Une telle confrontation à la mort, c’est non pas l’angoisse du néant, et donc une crispation, qui l’anime, mais l’espérance fondamentale, celle qui permet d’habiter pleinement la vie en l’accueillant, ce qui, se faisant, l’élargit. Même s’il reconnaît que la mort est toujours un mal, l’homme pénétré d’espérance ne s’évade pas dans un au-delà qui l’empêche de s’engager à rendre le monde meilleur. Au contraire, il l’habite pleinement, tandis qu’il reste ouvert à un au-delà, disposé à se laisser inspirer par ce qui ne vient pas de lui.



[1] Il est l’auteur de plusieurs ouvrages. Le dernier : L’éthique de la dépendance face au corps vulnérable, sous la direction de Bernard N. Schumacher, Editions érès, 2019.

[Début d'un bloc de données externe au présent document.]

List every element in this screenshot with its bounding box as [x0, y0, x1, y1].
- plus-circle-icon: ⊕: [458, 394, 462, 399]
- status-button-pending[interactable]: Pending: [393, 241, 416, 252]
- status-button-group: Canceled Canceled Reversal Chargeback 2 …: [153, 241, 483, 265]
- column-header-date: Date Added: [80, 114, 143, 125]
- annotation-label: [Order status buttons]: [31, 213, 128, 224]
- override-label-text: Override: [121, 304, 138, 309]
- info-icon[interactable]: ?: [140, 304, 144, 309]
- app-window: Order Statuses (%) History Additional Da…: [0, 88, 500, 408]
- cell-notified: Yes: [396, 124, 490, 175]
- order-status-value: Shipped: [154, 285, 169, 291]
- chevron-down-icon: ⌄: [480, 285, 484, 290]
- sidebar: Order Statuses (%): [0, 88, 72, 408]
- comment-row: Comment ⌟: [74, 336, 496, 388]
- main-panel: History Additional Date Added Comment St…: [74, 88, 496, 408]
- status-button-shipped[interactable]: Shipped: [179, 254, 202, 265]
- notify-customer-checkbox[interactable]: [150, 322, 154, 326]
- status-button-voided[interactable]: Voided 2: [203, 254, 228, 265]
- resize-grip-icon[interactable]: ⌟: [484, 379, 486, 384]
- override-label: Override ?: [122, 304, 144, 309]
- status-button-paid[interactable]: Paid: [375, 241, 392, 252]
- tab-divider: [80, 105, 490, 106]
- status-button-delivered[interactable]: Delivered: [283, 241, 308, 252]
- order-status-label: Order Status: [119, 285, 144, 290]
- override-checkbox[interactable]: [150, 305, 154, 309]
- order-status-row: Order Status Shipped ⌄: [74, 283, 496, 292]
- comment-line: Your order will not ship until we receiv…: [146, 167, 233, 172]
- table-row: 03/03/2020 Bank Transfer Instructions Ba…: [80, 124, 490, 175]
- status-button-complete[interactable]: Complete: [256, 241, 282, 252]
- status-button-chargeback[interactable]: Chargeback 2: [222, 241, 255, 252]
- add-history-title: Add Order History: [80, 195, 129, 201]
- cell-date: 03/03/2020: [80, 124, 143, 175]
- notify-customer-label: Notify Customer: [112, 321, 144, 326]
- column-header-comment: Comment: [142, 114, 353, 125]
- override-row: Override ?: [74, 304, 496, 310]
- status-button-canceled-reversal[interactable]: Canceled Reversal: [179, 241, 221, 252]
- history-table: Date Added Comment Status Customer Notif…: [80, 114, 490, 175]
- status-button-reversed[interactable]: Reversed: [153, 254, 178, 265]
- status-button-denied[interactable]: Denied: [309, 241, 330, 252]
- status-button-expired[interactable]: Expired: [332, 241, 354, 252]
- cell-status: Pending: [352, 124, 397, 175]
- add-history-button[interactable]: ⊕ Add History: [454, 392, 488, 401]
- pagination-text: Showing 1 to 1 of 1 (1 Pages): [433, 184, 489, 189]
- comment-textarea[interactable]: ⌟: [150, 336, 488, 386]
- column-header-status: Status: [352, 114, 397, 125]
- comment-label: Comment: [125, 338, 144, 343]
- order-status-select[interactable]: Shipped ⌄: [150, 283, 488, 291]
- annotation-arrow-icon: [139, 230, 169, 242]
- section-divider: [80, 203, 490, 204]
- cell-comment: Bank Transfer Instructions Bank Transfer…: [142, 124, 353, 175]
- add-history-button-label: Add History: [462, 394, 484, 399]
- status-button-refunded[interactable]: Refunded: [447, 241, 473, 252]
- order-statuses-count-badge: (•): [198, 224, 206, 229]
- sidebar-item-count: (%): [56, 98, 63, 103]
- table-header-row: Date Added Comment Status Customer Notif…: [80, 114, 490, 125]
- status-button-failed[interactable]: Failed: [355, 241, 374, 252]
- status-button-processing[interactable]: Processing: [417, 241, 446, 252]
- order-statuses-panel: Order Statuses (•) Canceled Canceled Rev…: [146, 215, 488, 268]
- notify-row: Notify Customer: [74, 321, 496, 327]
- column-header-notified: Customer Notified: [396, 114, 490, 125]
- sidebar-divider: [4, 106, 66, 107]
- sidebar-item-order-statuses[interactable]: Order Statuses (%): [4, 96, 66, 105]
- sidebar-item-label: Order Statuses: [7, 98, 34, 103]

[2] Christian Bobin, La Présence pure, Paris, Gallimard, 2012, 145-6.

[3] Gilbert Hottois, Le transhumanisme est-il un humanisme ?, Bruxelles, Académie royale de Belgique, 2014, 53.

[4] Israël Nisand, Où va l’humanité ?, Paris, Editions les liens qui libèrent, 2013, 15, 27, 30.

[5] Nick Bostrom, « Entretien avec Nick Bostrom, le transhumaniste en chef », dans Antoine Robitaille, Le Nouvel Homme nouveau. Voyage dans les utopies de la posthumanité, Québec, Les Éditions du Boréal, 2007, 176.

[6] Edgar Morin, L’Homme et la Mort, Paris, Seuil, 1976, 348.

[7] Mike Treder, « Emancipation from Death », dans The Scientific Conquest of Death. Essays on Infinite Lifespans, Immortality Institute, LibrosEnRed, 2004, 190.

[8] Michael Sandel, Contre la perfection. L’éthique à l’âge du génie génétique  Paris, Vrin, 2016, 72.

[9] Ibid., 90.

[10] Emmanuel Levinas, Le Temps et l’Autre, Paris, PUF, 1983, 57.

[11] Ibid., 62.

[12] Clive Staples Lewis, Les Quatre Amours, Le Mont-Pèlerin, Éditions Raphaël, 2005, 220.

[13] François Cheng, Cinq méditations sur la mort autrement dit sur la vie, Paris, Albin Michel, 2013, 37.

[14] Josef Pieper, Tod und Unsterblichkeit, dans Werke in acht Bänden, Hamburg, Felix Meiner, 1997, vol. 5, 371.